How did you start making plush toys?
Over the past few years I’ve become more and more of a geek. A love of robots is partly to blame, so that was the first plush I made. I was just getting back to grips with a sewing machine, but Robot No.1 was possibly the most complex plush I’ve made and a great chance to learn new techniques. Soon after this I was introduced to screen printing. Printing an intricate design onto felt worked well and looked so striking against the bright fabric. I did a run of 6 robots in this new style and gave them out as gifts, and they were a hit! This became the standard for all my creatures when Bloofbird was created.
What or who would you say inspires you?
The first existing products that inspired me were UglyDolls. I love their kooky designs and the little stories behind each character. They have a consistent, simple style to their artwork, which I love.
From day to day my friends and family are my biggest inspiration. I have a lot of creative friends with great little ideas that get me thinking. They’ll often have a bespoke request which may become a regular character for me. But most of all it’s my boyfriend. He’s an awesome graphical artist and his drawings have been the inspiration for many of my creatures. I love creatures that aren’t quite the norm and, of course, they’ve got to be cute!
How do you make your toys?
I start by transferring my idea from paper (or my head) to computer, producing a black template of the screen printed design. I then prepare the screen and print a run onto felt pieces. Once dry and ironed, I hand sew on any details (such as button or googly eyes) and pin together all elements of the creature. I sew them right side out, unlike most plushes, then I trim the excess felt leaving a few mm overhang. I then stuff and hand sew the gap closed. The designs sometimes require altering after the first attempt if it doesn’t look quite right, so it’s back to the computer to make the body wider, limbs longer or such like.
What are your favourite materials to work with?
Felt is what I use most of the time, and I have recently discovered eco-felt, which is made using recycled plastic bottles and appeals to the environmentalist in me.
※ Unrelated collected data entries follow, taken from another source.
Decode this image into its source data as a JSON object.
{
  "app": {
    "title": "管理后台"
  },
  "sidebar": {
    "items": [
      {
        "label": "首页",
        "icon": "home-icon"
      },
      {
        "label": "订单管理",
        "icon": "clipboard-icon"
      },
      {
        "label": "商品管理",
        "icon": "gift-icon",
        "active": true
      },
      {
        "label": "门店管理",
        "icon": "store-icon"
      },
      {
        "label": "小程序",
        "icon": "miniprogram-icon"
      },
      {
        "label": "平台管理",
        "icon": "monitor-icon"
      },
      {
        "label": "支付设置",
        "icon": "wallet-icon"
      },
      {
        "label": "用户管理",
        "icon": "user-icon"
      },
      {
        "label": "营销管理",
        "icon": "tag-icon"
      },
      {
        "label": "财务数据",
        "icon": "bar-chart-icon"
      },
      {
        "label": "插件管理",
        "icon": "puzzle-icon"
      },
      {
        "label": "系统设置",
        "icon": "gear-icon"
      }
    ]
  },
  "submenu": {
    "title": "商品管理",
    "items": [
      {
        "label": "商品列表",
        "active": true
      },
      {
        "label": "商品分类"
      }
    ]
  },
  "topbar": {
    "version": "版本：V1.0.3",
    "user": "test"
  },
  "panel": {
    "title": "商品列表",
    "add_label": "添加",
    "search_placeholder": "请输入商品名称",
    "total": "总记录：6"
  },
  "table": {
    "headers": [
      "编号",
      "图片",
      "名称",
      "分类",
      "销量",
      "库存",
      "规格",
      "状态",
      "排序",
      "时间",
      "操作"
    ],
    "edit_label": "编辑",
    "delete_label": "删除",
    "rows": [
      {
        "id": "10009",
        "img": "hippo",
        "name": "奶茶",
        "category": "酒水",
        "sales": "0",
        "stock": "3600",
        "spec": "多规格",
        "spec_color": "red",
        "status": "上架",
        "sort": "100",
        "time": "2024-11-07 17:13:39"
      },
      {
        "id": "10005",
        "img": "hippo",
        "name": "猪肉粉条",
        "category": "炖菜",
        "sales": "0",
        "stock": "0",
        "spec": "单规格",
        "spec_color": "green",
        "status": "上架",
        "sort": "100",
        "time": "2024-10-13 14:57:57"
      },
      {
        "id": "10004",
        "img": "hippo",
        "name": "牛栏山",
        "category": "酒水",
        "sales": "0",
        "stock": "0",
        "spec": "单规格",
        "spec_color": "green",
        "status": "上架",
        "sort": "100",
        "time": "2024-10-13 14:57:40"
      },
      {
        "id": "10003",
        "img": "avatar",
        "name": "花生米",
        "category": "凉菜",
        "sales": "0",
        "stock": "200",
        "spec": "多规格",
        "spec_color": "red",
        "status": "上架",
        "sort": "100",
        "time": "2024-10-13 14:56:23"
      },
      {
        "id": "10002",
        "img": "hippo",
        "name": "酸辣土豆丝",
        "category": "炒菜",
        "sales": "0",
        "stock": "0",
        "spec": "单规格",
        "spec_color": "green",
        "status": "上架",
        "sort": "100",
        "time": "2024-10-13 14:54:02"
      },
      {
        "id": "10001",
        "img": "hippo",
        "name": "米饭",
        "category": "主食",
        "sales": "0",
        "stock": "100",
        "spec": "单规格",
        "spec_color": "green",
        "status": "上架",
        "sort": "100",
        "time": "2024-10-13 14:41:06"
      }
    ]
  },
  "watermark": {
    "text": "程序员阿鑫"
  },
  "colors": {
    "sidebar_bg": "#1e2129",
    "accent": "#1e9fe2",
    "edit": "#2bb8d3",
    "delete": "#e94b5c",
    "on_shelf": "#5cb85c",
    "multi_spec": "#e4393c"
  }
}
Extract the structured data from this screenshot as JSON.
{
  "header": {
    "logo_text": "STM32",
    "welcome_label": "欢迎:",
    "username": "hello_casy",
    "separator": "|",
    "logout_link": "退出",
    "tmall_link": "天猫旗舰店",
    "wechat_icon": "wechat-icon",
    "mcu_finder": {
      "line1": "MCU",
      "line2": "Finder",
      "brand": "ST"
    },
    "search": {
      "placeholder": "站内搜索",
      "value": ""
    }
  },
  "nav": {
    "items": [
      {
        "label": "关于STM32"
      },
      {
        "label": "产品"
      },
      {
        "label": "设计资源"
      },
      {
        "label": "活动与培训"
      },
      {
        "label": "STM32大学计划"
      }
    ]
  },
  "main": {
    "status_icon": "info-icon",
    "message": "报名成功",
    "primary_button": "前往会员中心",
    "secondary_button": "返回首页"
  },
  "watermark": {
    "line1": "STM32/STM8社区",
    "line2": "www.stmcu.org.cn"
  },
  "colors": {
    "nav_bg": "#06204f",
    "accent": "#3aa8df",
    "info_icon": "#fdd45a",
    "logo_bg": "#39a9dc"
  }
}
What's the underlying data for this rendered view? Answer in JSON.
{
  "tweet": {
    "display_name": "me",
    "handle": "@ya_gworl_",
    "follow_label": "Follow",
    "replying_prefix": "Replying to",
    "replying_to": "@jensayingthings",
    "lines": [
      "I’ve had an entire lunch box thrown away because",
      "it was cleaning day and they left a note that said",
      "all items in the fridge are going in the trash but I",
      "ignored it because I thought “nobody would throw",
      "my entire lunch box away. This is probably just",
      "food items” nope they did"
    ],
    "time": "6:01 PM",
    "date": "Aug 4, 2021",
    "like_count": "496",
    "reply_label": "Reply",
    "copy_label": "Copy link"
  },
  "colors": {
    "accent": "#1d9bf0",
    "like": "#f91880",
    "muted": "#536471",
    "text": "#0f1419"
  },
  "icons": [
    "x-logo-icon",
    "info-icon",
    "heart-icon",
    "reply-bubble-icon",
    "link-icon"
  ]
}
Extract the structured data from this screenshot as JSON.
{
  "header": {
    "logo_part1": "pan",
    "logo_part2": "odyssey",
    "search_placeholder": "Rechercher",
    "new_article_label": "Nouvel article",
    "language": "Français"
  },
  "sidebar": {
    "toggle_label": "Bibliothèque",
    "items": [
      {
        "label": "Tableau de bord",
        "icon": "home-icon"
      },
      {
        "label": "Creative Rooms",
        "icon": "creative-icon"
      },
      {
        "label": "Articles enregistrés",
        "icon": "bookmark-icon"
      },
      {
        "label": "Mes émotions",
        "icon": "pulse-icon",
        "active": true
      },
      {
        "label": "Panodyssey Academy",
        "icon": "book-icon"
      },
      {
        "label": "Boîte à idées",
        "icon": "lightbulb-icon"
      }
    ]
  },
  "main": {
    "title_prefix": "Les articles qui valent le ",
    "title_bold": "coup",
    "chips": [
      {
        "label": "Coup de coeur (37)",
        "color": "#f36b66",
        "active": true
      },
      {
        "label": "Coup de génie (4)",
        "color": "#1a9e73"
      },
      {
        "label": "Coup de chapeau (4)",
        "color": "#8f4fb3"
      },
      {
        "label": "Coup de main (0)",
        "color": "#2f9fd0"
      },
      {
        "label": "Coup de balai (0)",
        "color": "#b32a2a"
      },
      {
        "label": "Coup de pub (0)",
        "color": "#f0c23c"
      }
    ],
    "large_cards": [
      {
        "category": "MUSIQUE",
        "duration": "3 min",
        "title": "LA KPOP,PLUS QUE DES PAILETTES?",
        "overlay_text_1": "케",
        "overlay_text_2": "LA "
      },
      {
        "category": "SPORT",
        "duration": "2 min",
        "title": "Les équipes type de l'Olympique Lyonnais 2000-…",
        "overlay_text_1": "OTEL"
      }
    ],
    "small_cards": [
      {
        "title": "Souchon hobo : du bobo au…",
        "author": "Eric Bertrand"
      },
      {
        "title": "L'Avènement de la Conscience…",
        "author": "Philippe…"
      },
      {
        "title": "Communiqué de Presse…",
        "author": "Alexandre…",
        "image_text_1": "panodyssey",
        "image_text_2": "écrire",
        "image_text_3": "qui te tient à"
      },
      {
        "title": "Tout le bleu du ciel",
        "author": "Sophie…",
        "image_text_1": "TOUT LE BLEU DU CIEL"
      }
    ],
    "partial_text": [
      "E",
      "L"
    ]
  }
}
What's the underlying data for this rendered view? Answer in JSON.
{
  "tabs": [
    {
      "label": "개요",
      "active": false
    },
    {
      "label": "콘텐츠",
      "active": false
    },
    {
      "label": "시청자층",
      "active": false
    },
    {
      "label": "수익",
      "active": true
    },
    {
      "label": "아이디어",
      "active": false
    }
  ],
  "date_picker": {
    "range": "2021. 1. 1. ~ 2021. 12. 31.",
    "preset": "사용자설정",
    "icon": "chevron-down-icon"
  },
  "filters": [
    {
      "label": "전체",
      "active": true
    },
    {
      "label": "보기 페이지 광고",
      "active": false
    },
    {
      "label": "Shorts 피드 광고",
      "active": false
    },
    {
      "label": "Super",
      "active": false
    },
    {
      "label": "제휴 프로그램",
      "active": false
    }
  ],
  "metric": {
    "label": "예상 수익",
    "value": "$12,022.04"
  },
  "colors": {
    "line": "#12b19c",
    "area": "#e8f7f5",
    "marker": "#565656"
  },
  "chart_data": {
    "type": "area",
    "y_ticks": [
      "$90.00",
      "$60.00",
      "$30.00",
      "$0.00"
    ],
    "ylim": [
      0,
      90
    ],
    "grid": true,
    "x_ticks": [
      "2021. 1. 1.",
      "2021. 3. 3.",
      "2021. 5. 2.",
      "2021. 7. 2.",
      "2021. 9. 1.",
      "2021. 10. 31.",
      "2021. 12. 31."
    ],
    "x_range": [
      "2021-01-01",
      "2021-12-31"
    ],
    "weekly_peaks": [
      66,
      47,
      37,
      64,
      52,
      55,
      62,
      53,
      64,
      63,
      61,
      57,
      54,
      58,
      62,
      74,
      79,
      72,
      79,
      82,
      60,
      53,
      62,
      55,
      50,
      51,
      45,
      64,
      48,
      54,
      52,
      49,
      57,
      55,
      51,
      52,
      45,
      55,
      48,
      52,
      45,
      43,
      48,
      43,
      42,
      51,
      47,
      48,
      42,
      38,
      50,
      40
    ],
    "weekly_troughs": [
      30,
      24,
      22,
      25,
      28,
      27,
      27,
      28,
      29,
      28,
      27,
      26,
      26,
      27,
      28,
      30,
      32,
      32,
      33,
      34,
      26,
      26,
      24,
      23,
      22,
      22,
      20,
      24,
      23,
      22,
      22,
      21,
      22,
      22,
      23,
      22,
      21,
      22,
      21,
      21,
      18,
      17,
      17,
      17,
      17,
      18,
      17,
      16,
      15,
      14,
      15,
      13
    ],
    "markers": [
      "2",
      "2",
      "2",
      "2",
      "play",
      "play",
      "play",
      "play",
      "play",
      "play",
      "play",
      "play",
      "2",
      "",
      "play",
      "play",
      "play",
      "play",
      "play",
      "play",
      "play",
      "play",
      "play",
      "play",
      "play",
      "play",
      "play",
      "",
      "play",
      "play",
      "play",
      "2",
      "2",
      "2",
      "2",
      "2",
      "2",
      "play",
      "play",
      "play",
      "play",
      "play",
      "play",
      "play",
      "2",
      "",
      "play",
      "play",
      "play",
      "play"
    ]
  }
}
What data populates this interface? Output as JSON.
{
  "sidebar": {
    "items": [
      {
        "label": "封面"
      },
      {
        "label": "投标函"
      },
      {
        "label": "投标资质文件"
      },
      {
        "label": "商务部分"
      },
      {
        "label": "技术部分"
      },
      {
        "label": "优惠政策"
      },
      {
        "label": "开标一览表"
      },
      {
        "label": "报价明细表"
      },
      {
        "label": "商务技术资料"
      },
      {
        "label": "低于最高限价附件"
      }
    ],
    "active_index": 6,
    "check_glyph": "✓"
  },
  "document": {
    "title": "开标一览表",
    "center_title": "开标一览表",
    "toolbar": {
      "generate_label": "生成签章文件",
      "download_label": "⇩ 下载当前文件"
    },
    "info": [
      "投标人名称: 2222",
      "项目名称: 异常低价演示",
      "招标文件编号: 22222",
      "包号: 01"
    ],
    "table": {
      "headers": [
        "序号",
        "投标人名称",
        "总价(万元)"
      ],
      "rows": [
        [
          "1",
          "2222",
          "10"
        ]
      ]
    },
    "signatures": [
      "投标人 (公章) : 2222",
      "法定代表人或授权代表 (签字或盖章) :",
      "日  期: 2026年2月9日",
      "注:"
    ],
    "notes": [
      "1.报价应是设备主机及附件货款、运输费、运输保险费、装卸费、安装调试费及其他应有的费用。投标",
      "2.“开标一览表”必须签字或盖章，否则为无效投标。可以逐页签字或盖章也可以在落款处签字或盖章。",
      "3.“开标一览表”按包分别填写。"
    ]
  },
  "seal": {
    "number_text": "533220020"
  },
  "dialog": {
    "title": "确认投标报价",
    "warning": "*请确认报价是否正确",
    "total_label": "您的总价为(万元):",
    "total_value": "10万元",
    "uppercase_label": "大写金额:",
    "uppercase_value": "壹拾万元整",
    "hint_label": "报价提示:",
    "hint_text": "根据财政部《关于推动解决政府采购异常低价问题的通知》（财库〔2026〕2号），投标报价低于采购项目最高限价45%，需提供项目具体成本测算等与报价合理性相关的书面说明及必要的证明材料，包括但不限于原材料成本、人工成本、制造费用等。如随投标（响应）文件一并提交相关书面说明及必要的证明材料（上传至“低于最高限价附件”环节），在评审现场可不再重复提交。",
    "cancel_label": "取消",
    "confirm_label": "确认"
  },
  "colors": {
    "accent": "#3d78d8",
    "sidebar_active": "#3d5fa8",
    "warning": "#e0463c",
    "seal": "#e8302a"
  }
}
I recently made a yeti using faux fur and (like Strawberry Kitten) I really enjoyed working with it, though it does make a mess!
Tell us about your work space?
Right now I’m in the process of doing up a new flat and creating my own studio! I’ll have a long work bench/desk, all the storage I need, and a utility room perfectly designed for printing, it’s very exciting! At the moment I’m staying with my parents and my stuff is spread over 3 rooms and a garage, which isn’t ideal.
How has making toys change you as an artist?
People are usually quite surprised when they find out I studied Music Technnology at University and worked with computers before starting Bloofbird. It’s a very different thing for me to focus on, but I’m really enjoying screen printing and sewing. I’m always investigating and learning new things - from new computer applications, to perfecting screen preparation, to figuring out how best to sew together a dinosaur!
What medium of art did you use before making toys?
I’ve been into performing arts since I was 7, singing, playing and writing music. Alongside that I would always be doodling on my book covers and I painted the odd canvas, I love graphics and fonts and playing with words. I dabbled in all kinds of art and design but when I had to choose, Music took over. It’s great, now, to try and master something and create my own style.
How did you come up with your company name?
The Bloofbird creature was created before I decided to create a brand. My boyfriend decided to draw a monster and asked for 3 features. I said it should have 3 eyes, be blue and furry, and look a bit like a penguin. This monster was then named Bloofbird, because it suited them! When I decided to start the company I was very aware of bad brand names that are hard to remember or spelt strangely and hard to find, especially in a search engine. I thought Bloofbird worked perfectly, plus I had a main character to represent my brand.
And finally where do you see yourself in 5 years time?
I really hope that Bloofbird takes off this year. I’m learning all the time, promoting and developing my brand. Maybe in 5 years time I will have a Bloofbird shop of my own!